Осенние листья, кружась в своем печальном танце, опускались на землю точно так же, как они делали это и восемьсот, и даже восемь тысяч лет назад. Ребята в задумчивости брели по аллее, устланной пёстрым, разноцветным ковром. Листья шуршали под ногами, словно нашёптывали: «Смотрите, как мы шикарно умираем, без шума, с еле слышным шорохом…»
Аня подняла красно-жёлтый кленовый лист и повертела его в руках:
— Надо же, как удивительно все в природе.
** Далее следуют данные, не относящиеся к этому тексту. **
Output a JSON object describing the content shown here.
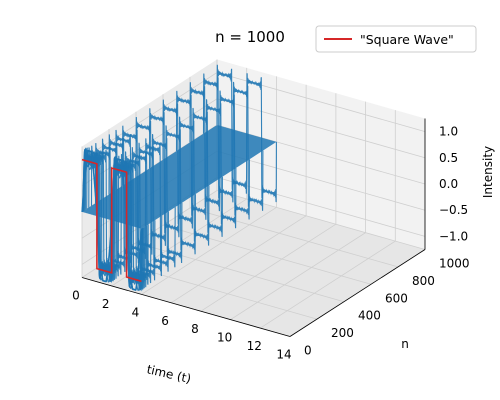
{
  "chart_data": {
    "type": "line",
    "projection": "3d",
    "title": "n = 1000",
    "xlabel": "time (t)",
    "ylabel": "n",
    "zlabel": "Intensity",
    "xlim": [
      0,
      14
    ],
    "ylim": [
      0,
      1000
    ],
    "zlim": [
      -1.25,
      1.25
    ],
    "x_ticks": [
      0,
      2,
      4,
      6,
      8,
      10,
      12,
      14
    ],
    "y_ticks": [
      0,
      200,
      400,
      600,
      800,
      1000
    ],
    "z_ticks": [
      -1.0,
      -0.5,
      0.0,
      0.5,
      1.0
    ],
    "x_tick_labels": [
      "0",
      "2",
      "4",
      "6",
      "8",
      "10",
      "12",
      "14"
    ],
    "y_tick_labels": [
      "0",
      "200",
      "400",
      "600",
      "800",
      "1000"
    ],
    "z_tick_labels": [
      "−1.0",
      "−0.5",
      "0.0",
      "0.5",
      "1.0"
    ],
    "grid": true,
    "legend": {
      "placement": "top-right",
      "entries": [
        "\"Square Wave\""
      ]
    },
    "series": [
      {
        "name": "\"Square Wave\"",
        "kind": "square-wave",
        "plane_n": 0,
        "t_range": [
          0,
          4
        ],
        "amplitude": 1,
        "period_t": 2,
        "color": "#d62728"
      },
      {
        "kind": "partial-sum-surface",
        "description_kind": "Fourier partial sums of square wave over n",
        "n_range": [
          1,
          1000
        ],
        "t_range": [
          0,
          4
        ],
        "color": "#1f77b4"
      }
    ],
    "colors": {
      "surface": "#1f77b4",
      "square_wave": "#d62728"
    }
  }
}
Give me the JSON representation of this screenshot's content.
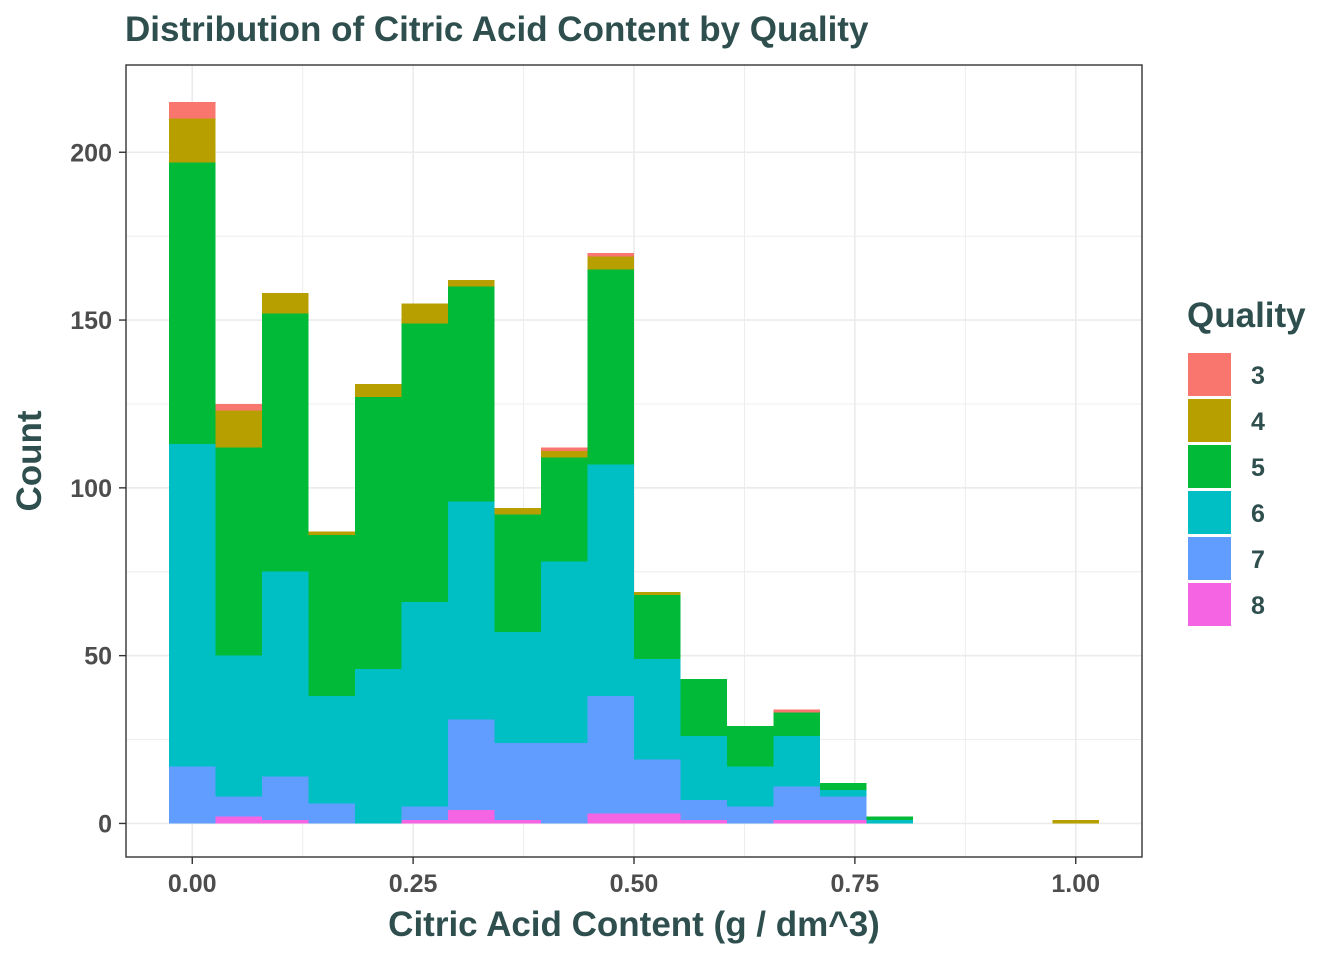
{
  "chart_data": {
    "type": "bar",
    "stacked": true,
    "histogram": true,
    "title": "Distribution of Citric Acid Content by Quality",
    "xlabel": "Citric Acid Content (g / dm^3)",
    "ylabel": "Count",
    "xlim": [
      -0.075,
      1.075
    ],
    "ylim": [
      -10,
      226
    ],
    "x_ticks": [
      0.0,
      0.25,
      0.5,
      0.75,
      1.0
    ],
    "x_tick_labels": [
      "0.00",
      "0.25",
      "0.50",
      "0.75",
      "1.00"
    ],
    "y_ticks": [
      0,
      50,
      100,
      150,
      200
    ],
    "y_tick_labels": [
      "0",
      "50",
      "100",
      "150",
      "200"
    ],
    "grid": true,
    "legend": {
      "title": "Quality",
      "position": "right"
    },
    "bin_width": 0.0526,
    "bin_centers": [
      0.0,
      0.0526,
      0.1053,
      0.1579,
      0.2105,
      0.2632,
      0.3158,
      0.3684,
      0.4211,
      0.4737,
      0.5263,
      0.5789,
      0.6316,
      0.6842,
      0.7368,
      0.7895,
      0.8421,
      0.8947,
      0.9474,
      1.0
    ],
    "series": [
      {
        "name": "8",
        "color": "#f564e3",
        "values": [
          0,
          2,
          1,
          0,
          0,
          1,
          4,
          1,
          0,
          3,
          3,
          1,
          0,
          1,
          1,
          0,
          0,
          0,
          0,
          0
        ]
      },
      {
        "name": "7",
        "color": "#619cff",
        "values": [
          17,
          6,
          13,
          6,
          0,
          4,
          27,
          23,
          24,
          35,
          16,
          6,
          5,
          10,
          7,
          0,
          0,
          0,
          0,
          0
        ]
      },
      {
        "name": "6",
        "color": "#00bfc4",
        "values": [
          96,
          42,
          61,
          32,
          46,
          61,
          65,
          33,
          54,
          69,
          30,
          19,
          12,
          15,
          2,
          1,
          0,
          0,
          0,
          0
        ]
      },
      {
        "name": "5",
        "color": "#00ba38",
        "values": [
          84,
          62,
          77,
          48,
          81,
          83,
          64,
          35,
          31,
          58,
          19,
          17,
          12,
          7,
          2,
          1,
          0,
          0,
          0,
          0
        ]
      },
      {
        "name": "4",
        "color": "#b79f00",
        "values": [
          13,
          11,
          6,
          1,
          4,
          6,
          2,
          2,
          2,
          4,
          1,
          0,
          0,
          0,
          0,
          0,
          0,
          0,
          0,
          1
        ]
      },
      {
        "name": "3",
        "color": "#f8766d",
        "values": [
          5,
          2,
          0,
          0,
          0,
          0,
          0,
          0,
          1,
          1,
          0,
          0,
          0,
          1,
          0,
          0,
          0,
          0,
          0,
          0
        ]
      }
    ],
    "legend_order": [
      "3",
      "4",
      "5",
      "6",
      "7",
      "8"
    ],
    "colors": {
      "title": "#2f4f4f",
      "tick_text": "#4d4d4d",
      "grid": "#ebebeb",
      "panel_border": "#333333"
    }
  }
}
Создавать такую красоту и каждый год без всякого сожаления смешивать её с землей! А художники пишут всё новые картины, даже не приближающиеся по совершенству к этому листу, но бережно хранят их, и кто-то умничает, изобретая названия для новых направлений: примитивизм, кубизм, абстракционизм…
— Анют, ты интересно философствуешь, — сказал Саша, — только почему-то всегда очень грустно.
— И вовсе это не грустно. Просто я не люблю авангардную живопись двадцатого века, а современной, если честно, вообще не знаю. Я классику люблю. И никогда не понимала, зачем искажать формы, подменяя их своей странной фантазией? Бери мольберт и рисуй, что видишь. Лучше, чем природа, всё равно не сотворишь. Знаете, как отличить гениальную картину от обычной?
— Как? — спросил Саша.
— «Та картина гениальна, которую не нужно объяснять». Так один великий живописец сказал.
— Ну, это немножко о другом, — заметил Ваня. — Есть фраза короче: «Все гениальное просто». И, между прочим, абстракционизм — тоже простая штука. За что я и люблю его. Вот помню на одной выставке большое полотно. Очень точное, приятное глазу сочетание красок, плавные формы, какие-то знаки, а в углу — человеческий глаз. И название соответствующее — «Фантазия №21». Отличное украшение для стены где-нибудь в офисе! Глядя на неё, каждый будет думать о своем.
— Да никто не против, — согласился Саша, — только не надо сравнивать этих художников с Шишкиным или Леонардо. Твой абстракционист, может быть, и талант, но он сколько на свою композицию потратил? День? Два? А великие мастера над одной картиной иногда годами работали. «Явление Христа народу» Александра Иванова — сорок лет упорного труда! Вот это шедевр! А Микеланджело! Свод Сикстинской капеллы сколько расписывал?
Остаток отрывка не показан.